A new bill in Maryland would allow the state’s six casinos to have sports books should the federal government end its controversial prohibition on sports betting.
As efforts are underway on Capitol Hill to do just that, Maryland’s H 989 would prepare the state ahead of time to give its casinos, as well as racetracks, the opportunity to apply for a sports betting license. According to the bill, the legislation would not only have to be signed by the governor, but it would also need approval from voters.
The legislation would also establish a “task force” to study sports betting, which, according to the casino industry, is a $150 billion market. Nearly all of that is done through illicit channels, the industry says, with only a small portion of the amount bet (about $5 billion) coming legally through Nevada.
The Silver State was grandfathered in under the 1992 Professional and Amateur Sports Protection Act to allow Las Vegas casinos to have traditional sports wagering.

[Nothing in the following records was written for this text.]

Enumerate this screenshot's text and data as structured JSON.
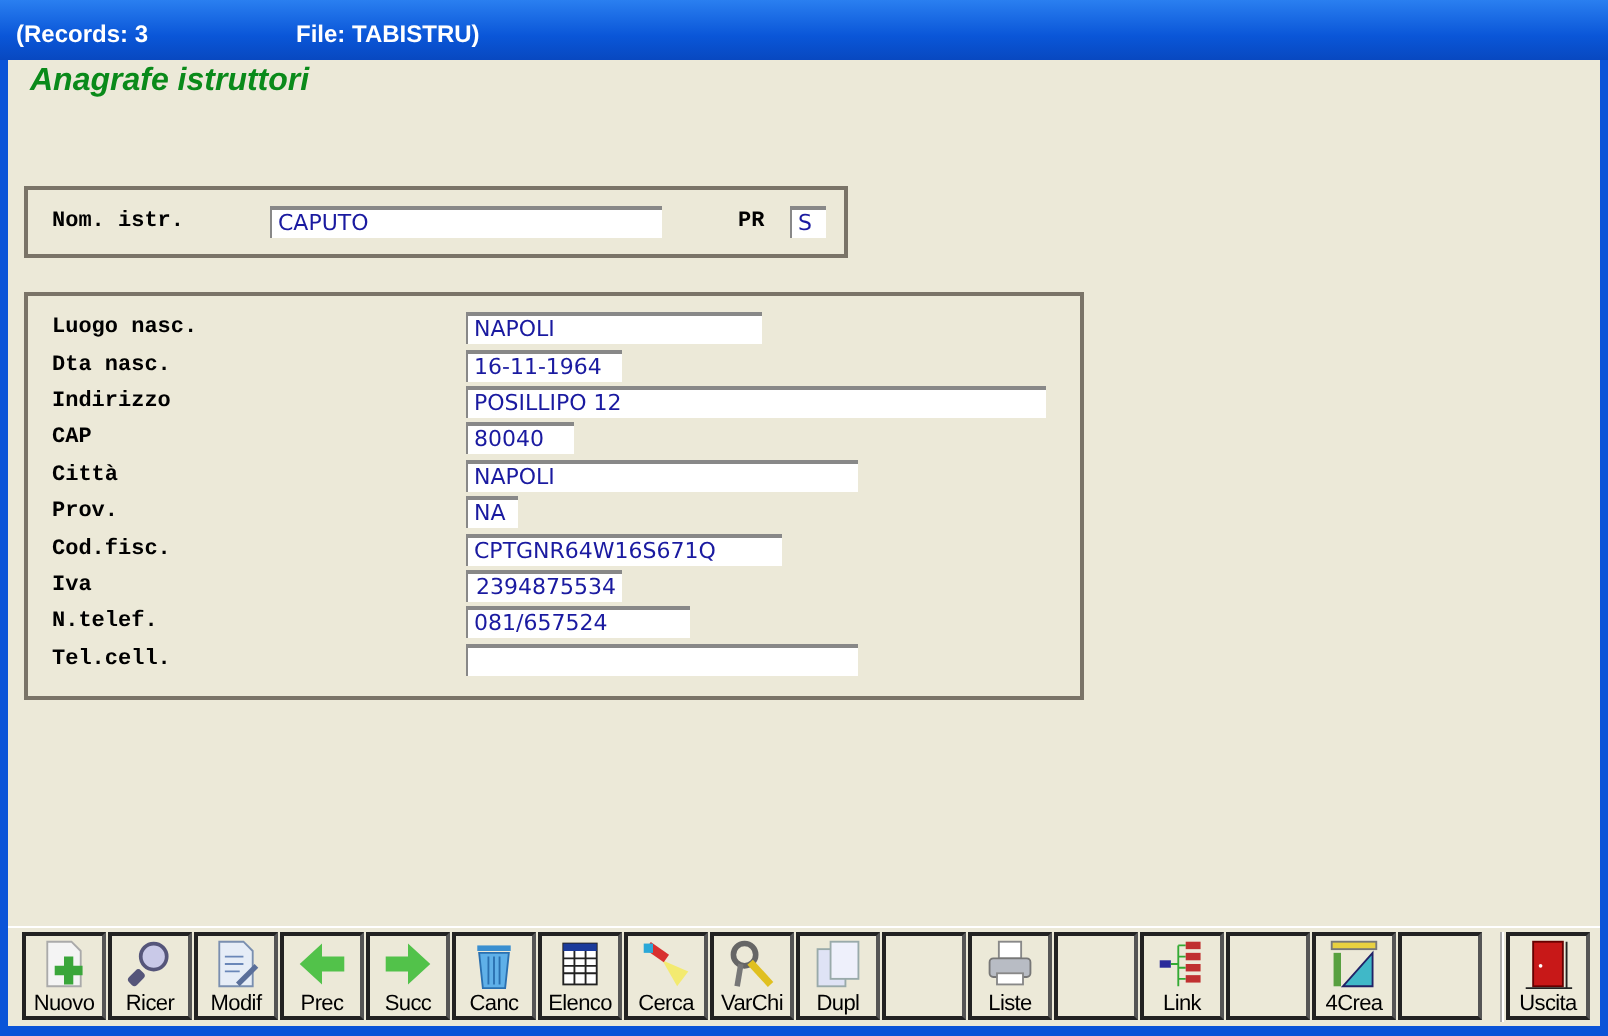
{
  "window": {
    "title_parts": [
      "(Records: 3",
      "File: TABISTRU)"
    ]
  },
  "heading": "Anagrafe istruttori",
  "header_panel": {
    "fields": [
      {
        "label": "Nom. istr.",
        "value": "CAPUTO"
      },
      {
        "label": "PR",
        "value": "S"
      }
    ]
  },
  "detail_panel": {
    "fields": [
      {
        "label": "Luogo nasc.",
        "value": "NAPOLI"
      },
      {
        "label": "Dta nasc.",
        "value": "16-11-1964"
      },
      {
        "label": "Indirizzo",
        "value": "POSILLIPO 12"
      },
      {
        "label": "CAP",
        "value": "80040"
      },
      {
        "label": "Città",
        "value": "NAPOLI"
      },
      {
        "label": "Prov.",
        "value": "NA"
      },
      {
        "label": "Cod.fisc.",
        "value": "CPTGNR64W16S671Q"
      },
      {
        "label": "Iva",
        "value": "2394875534"
      },
      {
        "label": "N.telef.",
        "value": "081/657524"
      },
      {
        "label": "Tel.cell."
      }
    ]
  },
  "toolbar": [
    {
      "kind": "new",
      "label": "Nuovo"
    },
    {
      "kind": "magnifier",
      "label": "Ricer"
    },
    {
      "kind": "edit",
      "label": "Modif"
    },
    {
      "kind": "prev",
      "label": "Prec"
    },
    {
      "kind": "next",
      "label": "Succ"
    },
    {
      "kind": "trash",
      "label": "Canc"
    },
    {
      "kind": "table",
      "label": "Elenco"
    },
    {
      "kind": "torch",
      "label": "Cerca"
    },
    {
      "kind": "keys",
      "label": "VarChi"
    },
    {
      "kind": "copy",
      "label": "Dupl"
    },
    {
      "kind": "blank"
    },
    {
      "kind": "printer",
      "label": "Liste"
    },
    {
      "kind": "blank"
    },
    {
      "kind": "tree",
      "label": "Link"
    },
    {
      "kind": "blank"
    },
    {
      "kind": "ruler",
      "label": "4Crea"
    },
    {
      "kind": "blank"
    },
    {
      "kind": "gap"
    },
    {
      "kind": "door",
      "label": "Uscita"
    }
  ]
}
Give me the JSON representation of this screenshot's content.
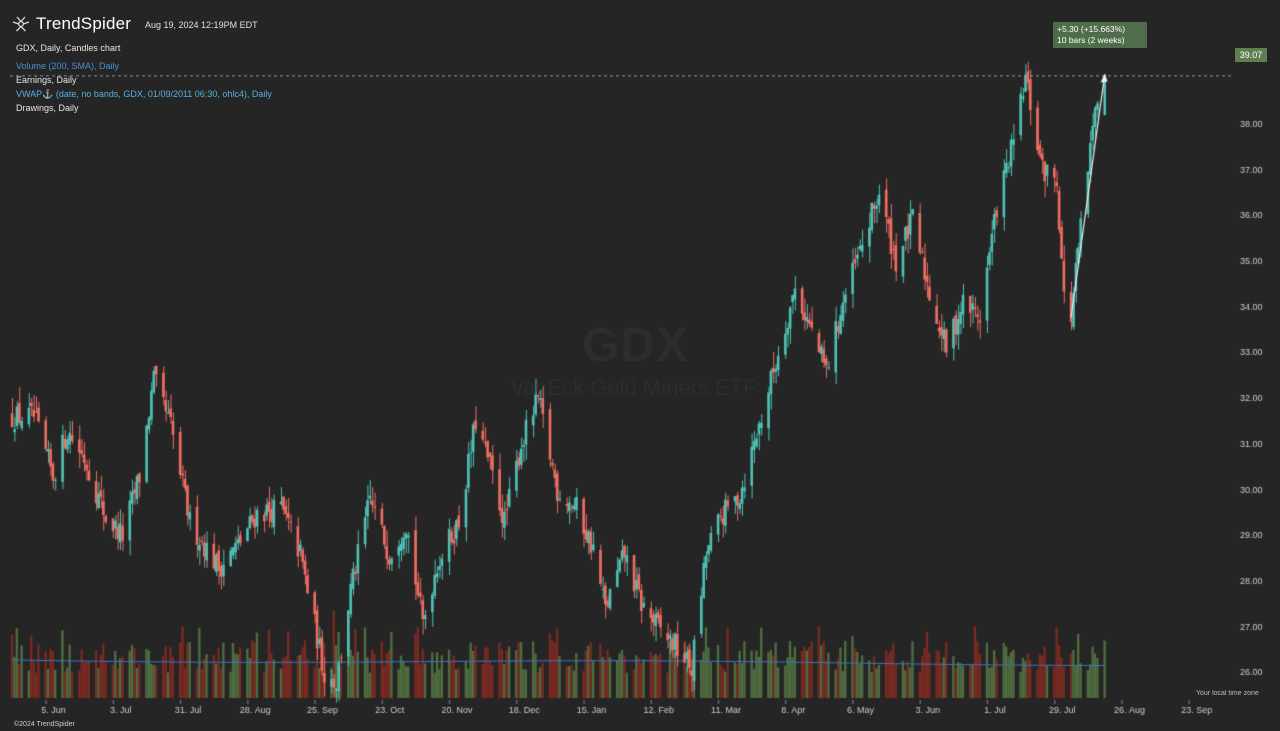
{
  "header": {
    "brand": "TrendSpider",
    "timestamp": "Aug 19, 2024 12:19PM EDT",
    "indicators": [
      {
        "label": "GDX, Daily, Candles chart",
        "color": "#ffffff"
      },
      {
        "label": "Volume (200, SMA), Daily",
        "color": "#4a8fd6"
      },
      {
        "label": "Earnings, Daily",
        "color": "#ffffff"
      },
      {
        "label": "VWAP⚓ (date, no bands, GDX, 01/09/2011 06:30, ohlc4), Daily",
        "color": "#5ab0e0"
      },
      {
        "label": "Drawings, Daily",
        "color": "#ffffff"
      }
    ]
  },
  "watermark": {
    "symbol": "GDX",
    "name": "VanEck Gold Miners ETF"
  },
  "footer": {
    "copyright": "©2024 TrendSpider",
    "timezone": "Your local time zone"
  },
  "last_price": "39.07",
  "measure": {
    "line1": "+5.30 (+15.663%)",
    "line2": "10 bars (2 weeks)",
    "from": 33.77,
    "to": 39.07
  },
  "colors": {
    "background": "#252525",
    "up": "#4fc1b5",
    "down": "#ef6e62",
    "vol_up": "#4f6d40",
    "vol_down": "#7a2a22",
    "vol_sma": "#3a78c8",
    "axis_text": "#cccccc"
  },
  "chart_data": {
    "type": "candlestick",
    "symbol": "GDX",
    "interval": "Daily",
    "ylim": [
      25.3,
      39.8
    ],
    "y_ticks": [
      "26.00",
      "27.00",
      "28.00",
      "29.00",
      "30.00",
      "31.00",
      "32.00",
      "33.00",
      "34.00",
      "35.00",
      "36.00",
      "37.00",
      "38.00"
    ],
    "x_ticks": [
      "5. Jun",
      "3. Jul",
      "31. Jul",
      "28. Aug",
      "25. Sep",
      "23. Oct",
      "20. Nov",
      "18. Dec",
      "15. Jan",
      "12. Feb",
      "11. Mar",
      "8. Apr",
      "6. May",
      "3. Jun",
      "1. Jul",
      "29. Jul",
      "26. Aug",
      "23. Sep"
    ],
    "close_path": [
      {
        "date": "2023-05-31",
        "close": 31.6
      },
      {
        "date": "2023-06-08",
        "close": 30.3
      },
      {
        "date": "2023-06-14",
        "close": 31.3
      },
      {
        "date": "2023-06-21",
        "close": 30.7
      },
      {
        "date": "2023-06-30",
        "close": 29.4
      },
      {
        "date": "2023-07-07",
        "close": 29.0
      },
      {
        "date": "2023-07-14",
        "close": 30.3
      },
      {
        "date": "2023-07-20",
        "close": 32.4
      },
      {
        "date": "2023-07-27",
        "close": 31.4
      },
      {
        "date": "2023-08-04",
        "close": 29.3
      },
      {
        "date": "2023-08-16",
        "close": 28.3
      },
      {
        "date": "2023-08-24",
        "close": 28.8
      },
      {
        "date": "2023-09-01",
        "close": 29.5
      },
      {
        "date": "2023-09-11",
        "close": 29.6
      },
      {
        "date": "2023-09-19",
        "close": 28.6
      },
      {
        "date": "2023-09-29",
        "close": 26.0
      },
      {
        "date": "2023-10-04",
        "close": 25.8
      },
      {
        "date": "2023-10-10",
        "close": 27.8
      },
      {
        "date": "2023-10-18",
        "close": 29.8
      },
      {
        "date": "2023-10-26",
        "close": 28.6
      },
      {
        "date": "2023-11-02",
        "close": 29.3
      },
      {
        "date": "2023-11-09",
        "close": 27.1
      },
      {
        "date": "2023-11-15",
        "close": 28.4
      },
      {
        "date": "2023-11-24",
        "close": 29.3
      },
      {
        "date": "2023-12-01",
        "close": 31.5
      },
      {
        "date": "2023-12-07",
        "close": 30.5
      },
      {
        "date": "2023-12-13",
        "close": 29.3
      },
      {
        "date": "2023-12-20",
        "close": 31.0
      },
      {
        "date": "2023-12-27",
        "close": 32.0
      },
      {
        "date": "2024-01-04",
        "close": 30.0
      },
      {
        "date": "2024-01-12",
        "close": 29.6
      },
      {
        "date": "2024-01-19",
        "close": 28.7
      },
      {
        "date": "2024-01-24",
        "close": 27.4
      },
      {
        "date": "2024-02-01",
        "close": 28.6
      },
      {
        "date": "2024-02-08",
        "close": 27.5
      },
      {
        "date": "2024-02-15",
        "close": 27.0
      },
      {
        "date": "2024-02-22",
        "close": 26.6
      },
      {
        "date": "2024-02-29",
        "close": 26.1
      },
      {
        "date": "2024-03-06",
        "close": 28.6
      },
      {
        "date": "2024-03-12",
        "close": 29.4
      },
      {
        "date": "2024-03-20",
        "close": 29.9
      },
      {
        "date": "2024-03-28",
        "close": 31.4
      },
      {
        "date": "2024-04-05",
        "close": 33.0
      },
      {
        "date": "2024-04-12",
        "close": 34.4
      },
      {
        "date": "2024-04-18",
        "close": 33.6
      },
      {
        "date": "2024-04-25",
        "close": 32.6
      },
      {
        "date": "2024-05-02",
        "close": 34.1
      },
      {
        "date": "2024-05-09",
        "close": 35.2
      },
      {
        "date": "2024-05-17",
        "close": 36.5
      },
      {
        "date": "2024-05-24",
        "close": 35.0
      },
      {
        "date": "2024-05-31",
        "close": 35.9
      },
      {
        "date": "2024-06-07",
        "close": 34.3
      },
      {
        "date": "2024-06-14",
        "close": 33.1
      },
      {
        "date": "2024-06-21",
        "close": 34.1
      },
      {
        "date": "2024-06-28",
        "close": 33.8
      },
      {
        "date": "2024-07-05",
        "close": 36.2
      },
      {
        "date": "2024-07-12",
        "close": 37.6
      },
      {
        "date": "2024-07-17",
        "close": 39.0
      },
      {
        "date": "2024-07-24",
        "close": 37.0
      },
      {
        "date": "2024-07-30",
        "close": 36.8
      },
      {
        "date": "2024-08-02",
        "close": 34.2
      },
      {
        "date": "2024-08-05",
        "close": 33.8
      },
      {
        "date": "2024-08-09",
        "close": 35.7
      },
      {
        "date": "2024-08-16",
        "close": 38.7
      },
      {
        "date": "2024-08-19",
        "close": 39.07
      }
    ]
  }
}
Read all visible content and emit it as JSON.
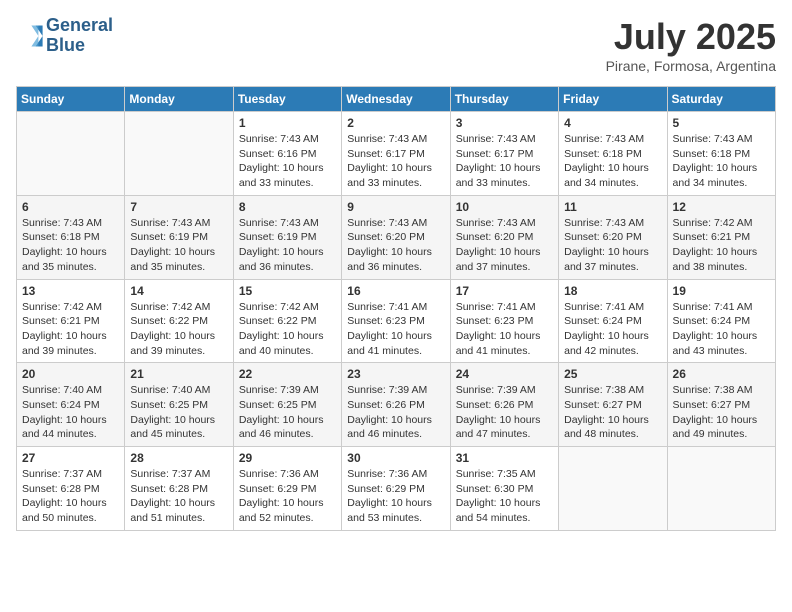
{
  "logo": {
    "line1": "General",
    "line2": "Blue"
  },
  "title": "July 2025",
  "subtitle": "Pirane, Formosa, Argentina",
  "headers": [
    "Sunday",
    "Monday",
    "Tuesday",
    "Wednesday",
    "Thursday",
    "Friday",
    "Saturday"
  ],
  "weeks": [
    [
      {
        "day": "",
        "info": ""
      },
      {
        "day": "",
        "info": ""
      },
      {
        "day": "1",
        "info": "Sunrise: 7:43 AM\nSunset: 6:16 PM\nDaylight: 10 hours\nand 33 minutes."
      },
      {
        "day": "2",
        "info": "Sunrise: 7:43 AM\nSunset: 6:17 PM\nDaylight: 10 hours\nand 33 minutes."
      },
      {
        "day": "3",
        "info": "Sunrise: 7:43 AM\nSunset: 6:17 PM\nDaylight: 10 hours\nand 33 minutes."
      },
      {
        "day": "4",
        "info": "Sunrise: 7:43 AM\nSunset: 6:18 PM\nDaylight: 10 hours\nand 34 minutes."
      },
      {
        "day": "5",
        "info": "Sunrise: 7:43 AM\nSunset: 6:18 PM\nDaylight: 10 hours\nand 34 minutes."
      }
    ],
    [
      {
        "day": "6",
        "info": "Sunrise: 7:43 AM\nSunset: 6:18 PM\nDaylight: 10 hours\nand 35 minutes."
      },
      {
        "day": "7",
        "info": "Sunrise: 7:43 AM\nSunset: 6:19 PM\nDaylight: 10 hours\nand 35 minutes."
      },
      {
        "day": "8",
        "info": "Sunrise: 7:43 AM\nSunset: 6:19 PM\nDaylight: 10 hours\nand 36 minutes."
      },
      {
        "day": "9",
        "info": "Sunrise: 7:43 AM\nSunset: 6:20 PM\nDaylight: 10 hours\nand 36 minutes."
      },
      {
        "day": "10",
        "info": "Sunrise: 7:43 AM\nSunset: 6:20 PM\nDaylight: 10 hours\nand 37 minutes."
      },
      {
        "day": "11",
        "info": "Sunrise: 7:43 AM\nSunset: 6:20 PM\nDaylight: 10 hours\nand 37 minutes."
      },
      {
        "day": "12",
        "info": "Sunrise: 7:42 AM\nSunset: 6:21 PM\nDaylight: 10 hours\nand 38 minutes."
      }
    ],
    [
      {
        "day": "13",
        "info": "Sunrise: 7:42 AM\nSunset: 6:21 PM\nDaylight: 10 hours\nand 39 minutes."
      },
      {
        "day": "14",
        "info": "Sunrise: 7:42 AM\nSunset: 6:22 PM\nDaylight: 10 hours\nand 39 minutes."
      },
      {
        "day": "15",
        "info": "Sunrise: 7:42 AM\nSunset: 6:22 PM\nDaylight: 10 hours\nand 40 minutes."
      },
      {
        "day": "16",
        "info": "Sunrise: 7:41 AM\nSunset: 6:23 PM\nDaylight: 10 hours\nand 41 minutes."
      },
      {
        "day": "17",
        "info": "Sunrise: 7:41 AM\nSunset: 6:23 PM\nDaylight: 10 hours\nand 41 minutes."
      },
      {
        "day": "18",
        "info": "Sunrise: 7:41 AM\nSunset: 6:24 PM\nDaylight: 10 hours\nand 42 minutes."
      },
      {
        "day": "19",
        "info": "Sunrise: 7:41 AM\nSunset: 6:24 PM\nDaylight: 10 hours\nand 43 minutes."
      }
    ],
    [
      {
        "day": "20",
        "info": "Sunrise: 7:40 AM\nSunset: 6:24 PM\nDaylight: 10 hours\nand 44 minutes."
      },
      {
        "day": "21",
        "info": "Sunrise: 7:40 AM\nSunset: 6:25 PM\nDaylight: 10 hours\nand 45 minutes."
      },
      {
        "day": "22",
        "info": "Sunrise: 7:39 AM\nSunset: 6:25 PM\nDaylight: 10 hours\nand 46 minutes."
      },
      {
        "day": "23",
        "info": "Sunrise: 7:39 AM\nSunset: 6:26 PM\nDaylight: 10 hours\nand 46 minutes."
      },
      {
        "day": "24",
        "info": "Sunrise: 7:39 AM\nSunset: 6:26 PM\nDaylight: 10 hours\nand 47 minutes."
      },
      {
        "day": "25",
        "info": "Sunrise: 7:38 AM\nSunset: 6:27 PM\nDaylight: 10 hours\nand 48 minutes."
      },
      {
        "day": "26",
        "info": "Sunrise: 7:38 AM\nSunset: 6:27 PM\nDaylight: 10 hours\nand 49 minutes."
      }
    ],
    [
      {
        "day": "27",
        "info": "Sunrise: 7:37 AM\nSunset: 6:28 PM\nDaylight: 10 hours\nand 50 minutes."
      },
      {
        "day": "28",
        "info": "Sunrise: 7:37 AM\nSunset: 6:28 PM\nDaylight: 10 hours\nand 51 minutes."
      },
      {
        "day": "29",
        "info": "Sunrise: 7:36 AM\nSunset: 6:29 PM\nDaylight: 10 hours\nand 52 minutes."
      },
      {
        "day": "30",
        "info": "Sunrise: 7:36 AM\nSunset: 6:29 PM\nDaylight: 10 hours\nand 53 minutes."
      },
      {
        "day": "31",
        "info": "Sunrise: 7:35 AM\nSunset: 6:30 PM\nDaylight: 10 hours\nand 54 minutes."
      },
      {
        "day": "",
        "info": ""
      },
      {
        "day": "",
        "info": ""
      }
    ]
  ]
}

New Jersey has been at the forefront of challenging the constitutionality of PASPA, even though it did have a chance to be grandfathered in like Nevada. The Garden State is hoping that either federal legislation or the U.S. Supreme Court will end its years-long saga to get sports books in Atlantic City.
It’s assumed that every one of the 40 U.S. states with a casino industry would take a look at sports betting should PASPA be defeated, according to the American Gaming Association.
Maryland’s move comes at a time when its gambling market is at record levels. Thanks to MGM National Harbor opening late last year, Maryland casinos won a combined $126.2 million from all their games in January, a 42.8 percent increase from the $88.4 million won in January 2016.